2. Use the Campground
While a lot of people chose to wait right on the highway, as if they would only let a certain amount of people through when they did open it, I opted for the campground. This is not my first time at the Fort Providence Territorial Park, so I was familiar with its amenities. As soon as we were told the road wouldn’t be checked again until the following day I went and setup camp. Getting a powered site near the shower house and managers shack gave me all the necessities I needed to spend the night. Noting that I had a tent, mattress and sleeping bag with me already, it seemed many did not even has these few items with them. The shower house in the park, like any park in the NWT, was clean and felt rather new. They are open all day so I was relieved at the possibility of having a shower daily and feeling fresh in the smoky, muggy conditions.

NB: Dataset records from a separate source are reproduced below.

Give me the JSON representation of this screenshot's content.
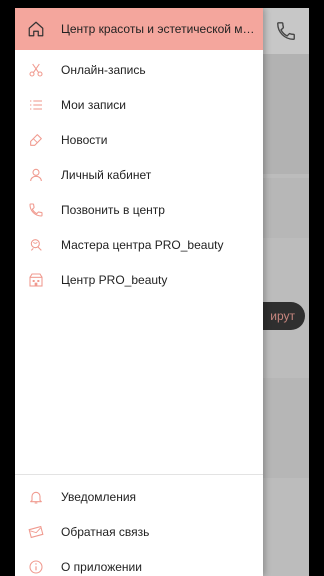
{
  "drawer": {
    "title": "Центр красоты и эстетической медиц...",
    "items": [
      {
        "label": "Онлайн-запись",
        "icon": "scissors-icon"
      },
      {
        "label": "Мои записи",
        "icon": "list-icon"
      },
      {
        "label": "Новости",
        "icon": "megaphone-icon"
      },
      {
        "label": "Личный кабинет",
        "icon": "user-icon"
      },
      {
        "label": "Позвонить в центр",
        "icon": "phone-icon"
      },
      {
        "label": "Мастера центра PRO_beauty",
        "icon": "masters-icon"
      },
      {
        "label": "Центр PRO_beauty",
        "icon": "building-icon"
      }
    ],
    "bottom_items": [
      {
        "label": "Уведомления",
        "icon": "bell-icon"
      },
      {
        "label": "Обратная связь",
        "icon": "feedback-icon"
      },
      {
        "label": "О приложении",
        "icon": "info-icon"
      }
    ]
  },
  "background": {
    "pill_label": "ирут"
  },
  "colors": {
    "accent": "#f4a69d",
    "icon": "#f09a8f"
  }
}
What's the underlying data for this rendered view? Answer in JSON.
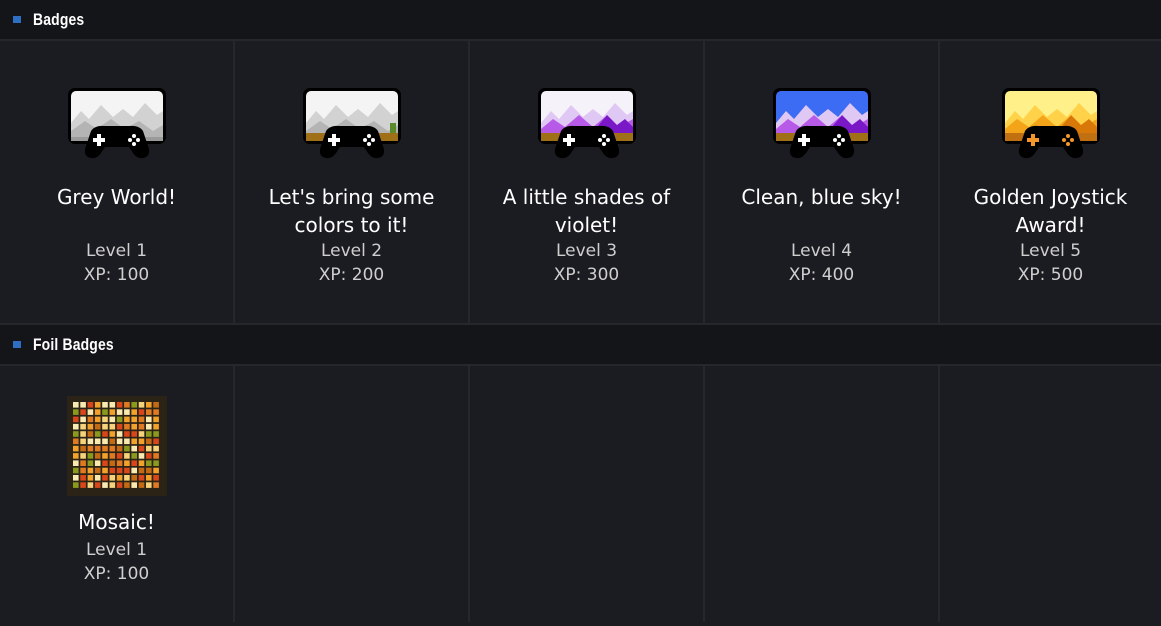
{
  "sections": [
    {
      "title": "Badges",
      "badges": [
        {
          "name": "Grey World!",
          "level": "Level 1",
          "xp": "XP: 100",
          "icon": "grey-controller-badge-icon"
        },
        {
          "name": "Let's bring some colors to it!",
          "level": "Level 2",
          "xp": "XP: 200",
          "icon": "colors-controller-badge-icon"
        },
        {
          "name": "A little shades of violet!",
          "level": "Level 3",
          "xp": "XP: 300",
          "icon": "violet-controller-badge-icon"
        },
        {
          "name": "Clean, blue sky!",
          "level": "Level 4",
          "xp": "XP: 400",
          "icon": "blue-sky-controller-badge-icon"
        },
        {
          "name": "Golden Joystick Award!",
          "level": "Level 5",
          "xp": "XP: 500",
          "icon": "golden-controller-badge-icon"
        }
      ]
    },
    {
      "title": "Foil Badges",
      "badges": [
        {
          "name": "Mosaic!",
          "level": "Level 1",
          "xp": "XP: 100",
          "icon": "mosaic-badge-icon"
        }
      ]
    }
  ],
  "colors": {
    "accent": "#2e6fc4",
    "background": "#1b1c21",
    "header_background": "#141519"
  }
}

One little trick I learned during my two night stay at the park was if you are camped close enough to the managers shack you can actually pick up the WiFi available. This was great, especially because of point 3.

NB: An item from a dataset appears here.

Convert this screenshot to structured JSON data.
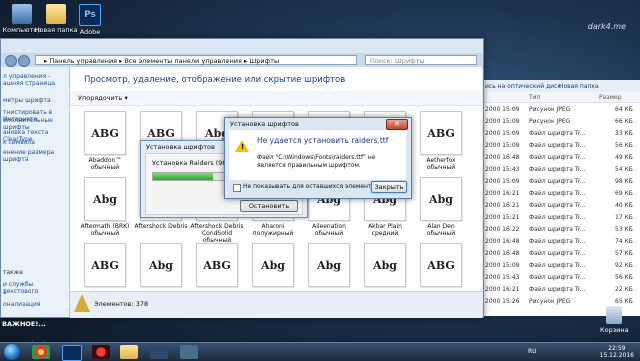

3. Go To Town For Cell Service
I noticed as more and more people arrive in Fort Providence hoping to get through the highway the cell phone service at the Big River Gas Station and on the highway where everyone was waiting was getting increasingly worse. It could be my imagination but the sheer number of people using the service from a single tower seemed to be straining it. However if you desperately need the cell service, the closer you go to the community of Fort Providence, the better it gets. I can only assume the tower is located in the community somewhere.
4. Eat At The Snowshoe Inn
This isn’t anything against the Big River Gas Station, which also has a kitchen that serves breakfast, lunch and dinner, but rather about the conditions and number of people around. The Snowshoe Inn Cafe has long become a favourite of mine for eating out in Fort Providence. While the food generally is the same road-side grab you’d get anywhere else there are many more options. Further more due to the fact the cafe is in the community and off the highway it is generally quieter, cleaner and more relaxing. Also if you have never been to their gift shop full of northern art, you need to stop there.
5. Explore Fort Providence
There is a reason for the territorial park is situated between the highway and the community, because it’s actually beautiful. Steps from my campsite I could hike along a ridge over looking the mighty MacKenzie River or shuffle down to the shore and walk for miles and miles taking it all in. Looking at all the treasures that might have washed up on shore. In town there are also river side paths with benches along the way to sit and gaze across the rushing water. Of course while there smoke-filled the air and I could often not see across but you get the point. Fort Providence itself is enjoyable to walk through as well. Check out the church the next time you are there. For short drives the Deh Cho Bridge and Dory Point Day Use Area are near by to explore. While not the best situation to be in, having to wait in Fort Providence for the highway to reopen wasn’t all that bad either. Did you get stuck in Fort Providence? What did you do to pass the time?